Bedded salt in the Palo Duro Basin area of the Texas Panhandle is being evaluated as possible host rock for a high-level nuclear-waste repository. The two potential sites are underlain by three major hydrostratigraphic units: a shallow freshwater aquifer system developed in the Tertiary Ogallala Formation and the Triassic Dockum Group, a thick shale and evaporite aquitard developed in an Upper Permian evaporite sequence, and a deep-basin brine aquifer system predominantly developed in the Wolfcamp Series and the Pennsylvanian System.
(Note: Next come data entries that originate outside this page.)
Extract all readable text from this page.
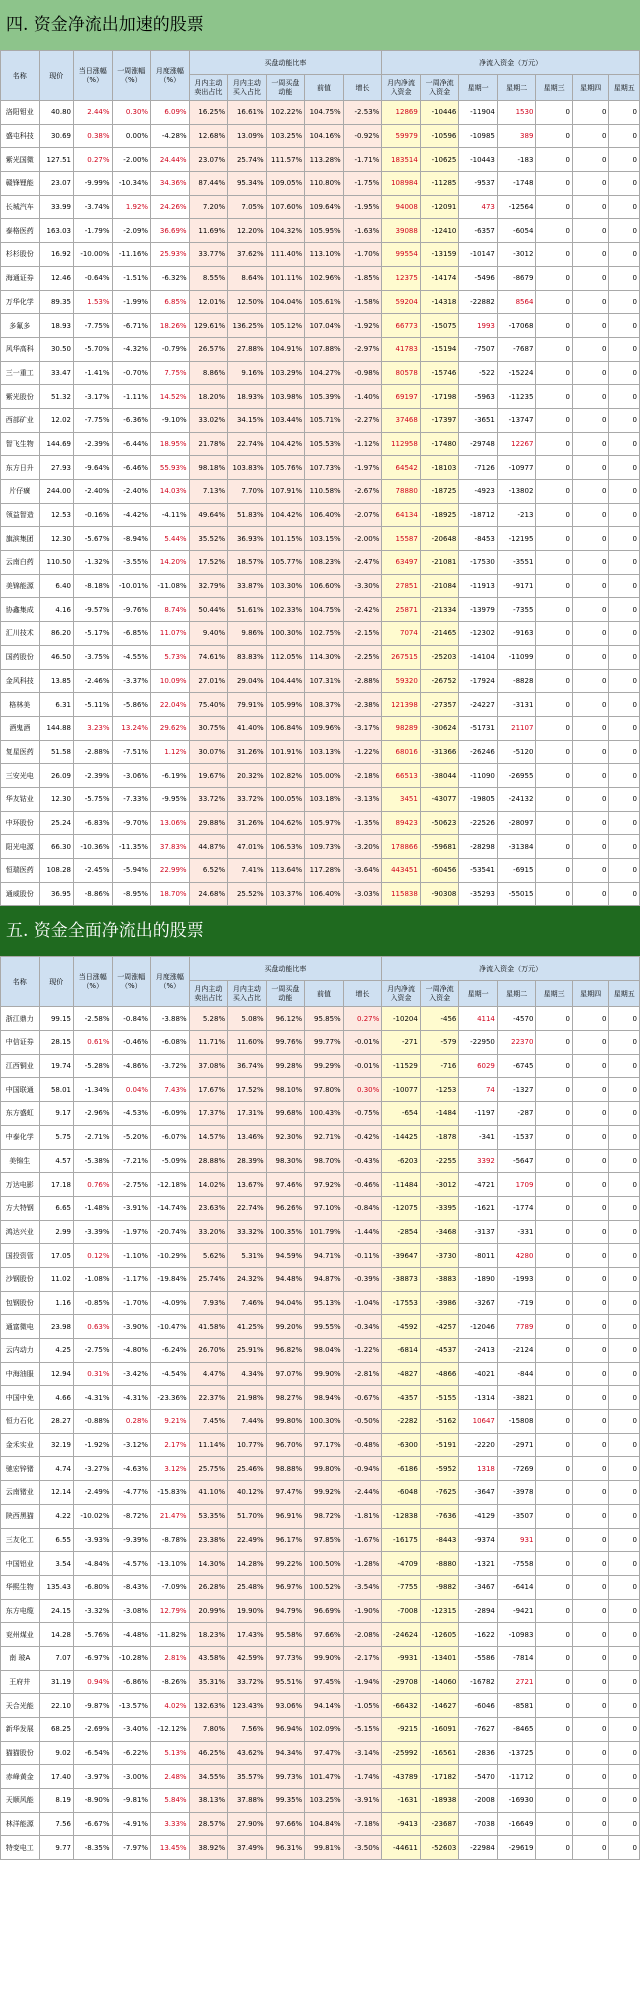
四. 资金净流出加速的股票
名称	现价	当日涨幅（%）	一周涨幅（%）	月度涨幅（%）	买盘动能比率					净流入资金（万元）						
					月内主动卖出占比	月内主动买入占比	一周买盘动能	前值	增长	月内净流入资金	一周净流入资金	星期一	星期二	星期三	星期四	星期五
洛阳钼业	40.80	2.44%	0.30%	6.09%	16.25%	16.61%	102.22%	104.75%	-2.53%	12869	-10446	-11904	1530	0	0	0
盛屯科技	30.69	0.38%	0.00%	-4.28%	12.68%	13.09%	103.25%	104.16%	-0.92%	59979	-10596	-10985	389	0	0	0
紫光国微	127.51	0.27%	-2.00%	24.44%	23.07%	25.74%	111.57%	113.28%	-1.71%	183514	-10625	-10443	-183	0	0	0
赣锋锂能	23.07	-9.99%	-10.34%	34.36%	87.44%	95.34%	109.05%	110.80%	-1.75%	108984	-11285	-9537	-1748	0	0	0
长城汽车	33.99	-3.74%	1.92%	24.26%	7.20%	7.05%	107.60%	109.64%	-1.95%	94008	-12091	473	-12564	0	0	0
泰格医药	163.03	-1.79%	-2.09%	36.69%	11.69%	12.20%	104.32%	105.95%	-1.63%	39088	-12410	-6357	-6054	0	0	0
杉杉股份	16.92	-10.00%	-11.16%	25.93%	33.77%	37.62%	111.40%	113.10%	-1.70%	99554	-13159	-10147	-3012	0	0	0
海通证券	12.46	-0.64%	-1.51%	-6.32%	8.55%	8.64%	101.11%	102.96%	-1.85%	12375	-14174	-5496	-8679	0	0	0
万华化学	89.35	1.53%	-1.99%	6.85%	12.01%	12.50%	104.04%	105.61%	-1.58%	59204	-14318	-22882	8564	0	0	0
多氟多	18.93	-7.75%	-6.71%	18.26%	129.61%	136.25%	105.12%	107.04%	-1.92%	66773	-15075	1993	-17068	0	0	0
风华高科	30.50	-5.70%	-4.32%	-0.79%	26.57%	27.88%	104.91%	107.88%	-2.97%	41783	-15194	-7507	-7687	0	0	0
三一重工	33.47	-1.41%	-0.70%	7.75%	8.86%	9.16%	103.29%	104.27%	-0.98%	80578	-15746	-522	-15224	0	0	0
紫光股份	51.32	-3.17%	-1.11%	14.52%	18.20%	18.93%	103.98%	105.39%	-1.40%	69197	-17198	-5963	-11235	0	0	0
西部矿业	12.02	-7.75%	-6.36%	-9.10%	33.02%	34.15%	103.44%	105.71%	-2.27%	37468	-17397	-3651	-13747	0	0	0
智飞生物	144.69	-2.39%	-6.44%	18.95%	21.78%	22.74%	104.42%	105.53%	-1.12%	112958	-17480	-29748	12267	0	0	0
东方日升	27.93	-9.64%	-6.46%	55.93%	98.18%	103.83%	105.76%	107.73%	-1.97%	64542	-18103	-7126	-10977	0	0	0
片仔癀	244.00	-2.40%	-2.40%	14.03%	7.13%	7.70%	107.91%	110.58%	-2.67%	78880	-18725	-4923	-13802	0	0	0
领益智造	12.53	-0.16%	-4.42%	-4.11%	49.64%	51.83%	104.42%	106.40%	-2.07%	64134	-18925	-18712	-213	0	0	0
旗滨集团	12.30	-5.67%	-8.94%	5.44%	35.52%	36.93%	101.15%	103.15%	-2.00%	15587	-20648	-8453	-12195	0	0	0
云南白药	110.50	-1.32%	-3.55%	14.20%	17.52%	18.57%	105.77%	108.23%	-2.47%	63497	-21081	-17530	-3551	0	0	0
美锦能源	6.40	-8.18%	-10.01%	-11.08%	32.79%	33.87%	103.30%	106.60%	-3.30%	27851	-21084	-11913	-9171	0	0	0
协鑫集成	4.16	-9.57%	-9.76%	8.74%	50.44%	51.61%	102.33%	104.75%	-2.42%	25871	-21334	-13979	-7355	0	0	0
汇川技术	86.20	-5.17%	-6.85%	11.07%	9.40%	9.86%	100.30%	102.75%	-2.15%	7074	-21465	-12302	-9163	0	0	0
国药股份	46.50	-3.75%	-4.55%	5.73%	74.61%	83.83%	112.05%	114.30%	-2.25%	267515	-25203	-14104	-11099	0	0	0
金风科技	13.85	-2.46%	-3.37%	10.09%	27.01%	29.04%	104.44%	107.31%	-2.88%	59320	-26752	-17924	-8828	0	0	0
格林美	6.31	-5.11%	-5.86%	22.04%	75.40%	79.91%	105.99%	108.37%	-2.38%	121398	-27357	-24227	-3131	0	0	0
酒鬼酒	144.88	3.23%	13.24%	29.62%	30.75%	41.40%	106.84%	109.96%	-3.17%	98289	-30624	-51731	21107	0	0	0
复星医药	51.58	-2.88%	-7.51%	1.12%	30.07%	31.26%	101.91%	103.13%	-1.22%	68016	-31366	-26246	-5120	0	0	0
三安光电	26.09	-2.39%	-3.06%	-6.19%	19.67%	20.32%	102.82%	105.00%	-2.18%	66513	-38044	-11090	-26955	0	0	0
华友钴业	12.30	-5.75%	-7.33%	-9.95%	33.72%	33.72%	100.05%	103.18%	-3.13%	3451	-43077	-19805	-24132	0	0	0
中环股份	25.24	-6.83%	-9.70%	13.06%	29.88%	31.26%	104.62%	105.97%	-1.35%	89423	-50623	-22526	-28097	0	0	0
阳光电源	66.30	-10.36%	-11.35%	37.83%	44.87%	47.01%	106.53%	109.73%	-3.20%	178866	-59681	-28298	-31384	0	0	0
恒瑞医药	108.28	-2.45%	-5.94%	22.99%	6.52%	7.41%	113.64%	117.28%	-3.64%	443451	-60456	-53541	-6915	0	0	0
通威股份	36.95	-8.86%	-8.95%	18.70%	24.68%	25.52%	103.37%	106.40%	-3.03%	115838	-90308	-35293	-55015	0	0	0
五. 资金全面净流出的股票
名称	现价	当日涨幅（%）	一周涨幅（%）	月度涨幅（%）	买盘动能比率					净流入资金（万元）						
					月内主动卖出占比	月内主动买入占比	一周买盘动能	前值	增长	月内净流入资金	一周净流入资金	星期一	星期二	星期三	星期四	星期五
浙江鼎力	99.15	-2.58%	-0.84%	-3.88%	5.28%	5.08%	96.12%	95.85%	0.27%	-10204	-456	4114	-4570	0	0	0
中信证券	28.15	0.61%	-0.46%	-6.08%	11.71%	11.60%	99.76%	99.77%	-0.01%	-271	-579	-22950	22370	0	0	0
江西铜业	19.74	-5.28%	-4.86%	-3.72%	37.08%	36.74%	99.28%	99.29%	-0.01%	-11529	-716	6029	-6745	0	0	0
中国联通	58.01	-1.34%	0.04%	7.43%	17.67%	17.52%	98.10%	97.80%	0.30%	-10077	-1253	74	-1327	0	0	0
东方盛虹	9.17	-2.96%	-4.53%	-6.09%	17.37%	17.31%	99.68%	100.43%	-0.75%	-654	-1484	-1197	-287	0	0	0
中泰化学	5.75	-2.71%	-5.20%	-6.07%	14.57%	13.46%	92.30%	92.71%	-0.42%	-14425	-1878	-341	-1537	0	0	0
美锦生	4.57	-5.38%	-7.21%	-5.09%	28.88%	28.39%	98.30%	98.70%	-0.43%	-6203	-2255	3392	-5647	0	0	0
万达电影	17.18	0.76%	-2.75%	-12.18%	14.02%	13.67%	97.46%	97.92%	-0.46%	-11484	-3012	-4721	1709	0	0	0
方大特钢	6.65	-1.48%	-3.91%	-14.74%	23.63%	22.74%	96.26%	97.10%	-0.84%	-12075	-3395	-1621	-1774	0	0	0
鸿达兴业	2.99	-3.39%	-1.97%	-20.74%	33.20%	33.32%	100.35%	101.79%	-1.44%	-2854	-3468	-3137	-331	0	0	0
国投资管	17.05	0.12%	-1.10%	-10.29%	5.62%	5.31%	94.59%	94.71%	-0.11%	-39647	-3730	-8011	4280	0	0	0
沙钢股份	11.02	-1.08%	-1.17%	-19.84%	25.74%	24.32%	94.48%	94.87%	-0.39%	-38873	-3883	-1890	-1993	0	0	0
包钢股份	1.16	-0.85%	-1.70%	-4.09%	7.93%	7.46%	94.04%	95.13%	-1.04%	-17553	-3986	-3267	-719	0	0	0
通富微电	23.98	0.63%	-3.90%	-10.47%	41.58%	41.25%	99.20%	99.55%	-0.34%	-4592	-4257	-12046	7789	0	0	0
云内动力	4.25	-2.75%	-4.80%	-6.24%	26.70%	25.91%	96.82%	98.04%	-1.22%	-6814	-4537	-2413	-2124	0	0	0
中海油服	12.94	0.31%	-3.42%	-4.54%	4.47%	4.34%	97.07%	99.90%	-2.81%	-4827	-4866	-4021	-844	0	0	0
中国中免	4.66	-4.31%	-4.31%	-23.36%	22.37%	21.98%	98.27%	98.94%	-0.67%	-4357	-5155	-1314	-3821	0	0	0
恒力石化	28.27	-0.88%	0.28%	9.21%	7.45%	7.44%	99.80%	100.30%	-0.50%	-2282	-5162	10647	-15808	0	0	0
金禾实业	32.19	-1.92%	-3.12%	2.17%	11.14%	10.77%	96.70%	97.17%	-0.48%	-6300	-5191	-2220	-2971	0	0	0
驰宏锌锗	4.74	-3.27%	-4.63%	3.12%	25.75%	25.46%	98.88%	99.80%	-0.94%	-6186	-5952	1318	-7269	0	0	0
云南锗业	12.14	-2.49%	-4.77%	-15.83%	41.10%	40.12%	97.47%	99.92%	-2.44%	-6048	-7625	-3647	-3978	0	0	0
陕西黑猫	4.22	-10.02%	-8.72%	21.47%	53.35%	51.70%	96.91%	98.72%	-1.81%	-12838	-7636	-4129	-3507	0	0	0
三友化工	6.55	-3.93%	-9.39%	-8.78%	23.38%	22.49%	96.17%	97.85%	-1.67%	-16175	-8443	-9374	931	0	0	0
中国铝业	3.54	-4.84%	-4.57%	-13.10%	14.30%	14.28%	99.22%	100.50%	-1.28%	-4709	-8880	-1321	-7558	0	0	0
华熙生物	135.43	-6.80%	-8.43%	-7.09%	26.28%	25.48%	96.97%	100.52%	-3.54%	-7755	-9882	-3467	-6414	0	0	0
东方电缆	24.15	-3.32%	-3.08%	12.79%	20.99%	19.90%	94.79%	96.69%	-1.90%	-7008	-12315	-2894	-9421	0	0	0
兖州煤业	14.28	-5.76%	-4.48%	-11.82%	18.23%	17.43%	95.58%	97.66%	-2.08%	-24624	-12605	-1622	-10983	0	0	0
南 玻A	7.07	-6.97%	-10.28%	2.81%	43.58%	42.59%	97.73%	99.90%	-2.17%	-9931	-13401	-5586	-7814	0	0	0
王府井	31.19	0.94%	-6.86%	-8.26%	35.31%	33.72%	95.51%	97.45%	-1.94%	-29708	-14060	-16782	2721	0	0	0
天合光能	22.10	-9.87%	-13.57%	4.02%	132.63%	123.43%	93.06%	94.14%	-1.05%	-66432	-14627	-6046	-8581	0	0	0
新华发展	68.25	-2.69%	-3.40%	-12.12%	7.80%	7.56%	96.94%	102.09%	-5.15%	-9215	-16091	-7627	-8465	0	0	0
猫猫股份	9.02	-6.54%	-6.22%	5.13%	46.25%	43.62%	94.34%	97.47%	-3.14%	-25992	-16561	-2836	-13725	0	0	0
赤峰黄金	17.40	-3.97%	-3.00%	2.48%	34.55%	35.57%	99.73%	101.47%	-1.74%	-43789	-17182	-5470	-11712	0	0	0
天顺风能	8.19	-8.90%	-9.81%	5.84%	38.13%	37.88%	99.35%	103.25%	-3.91%	-1631	-18938	-2008	-16930	0	0	0
林洋能源	7.56	-6.67%	-4.91%	3.33%	28.57%	27.90%	97.66%	104.84%	-7.18%	-9413	-23687	-7038	-16649	0	0	0
特变电工	9.77	-8.35%	-7.97%	13.45%	38.92%	37.49%	96.31%	99.81%	-3.50%	-44611	-52603	-22984	-29619	0	0	0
Water level, shut-in pressure, and specific-gravity data from inventoried wells, drill-stem tests, and long-term pumping tests were used to construct potentiometric surfaces, potentiometric profiles, and pressure-depth diagrams. Water in the Ogallala and Dockum aquifers predominantly flows horizontally and discharges to springs and wells. Equipotential patterns on potentiometric profiles indicate that some water may be moving downward from the Ogallala into the Dockum across an intervening confining unit, as well as moving downward from the Dockum across the shale and evaporite aquitard and into the deep-basin aquifer system. This is corroborated by the slope of pressure-depth data which indicate the potential for regional downflow in the shale and evaporite aquitard. Equipotential patterns and pressure-depth data indicate predominantly horizontal flow in the deep-basin aquifer system which is influenced by permeability variations related to facies changes. Hydraulic gradients are flatter in the more permeable shelf, shelf margin, and fan-delta facies and steeper in the less permeable deep-basin facies.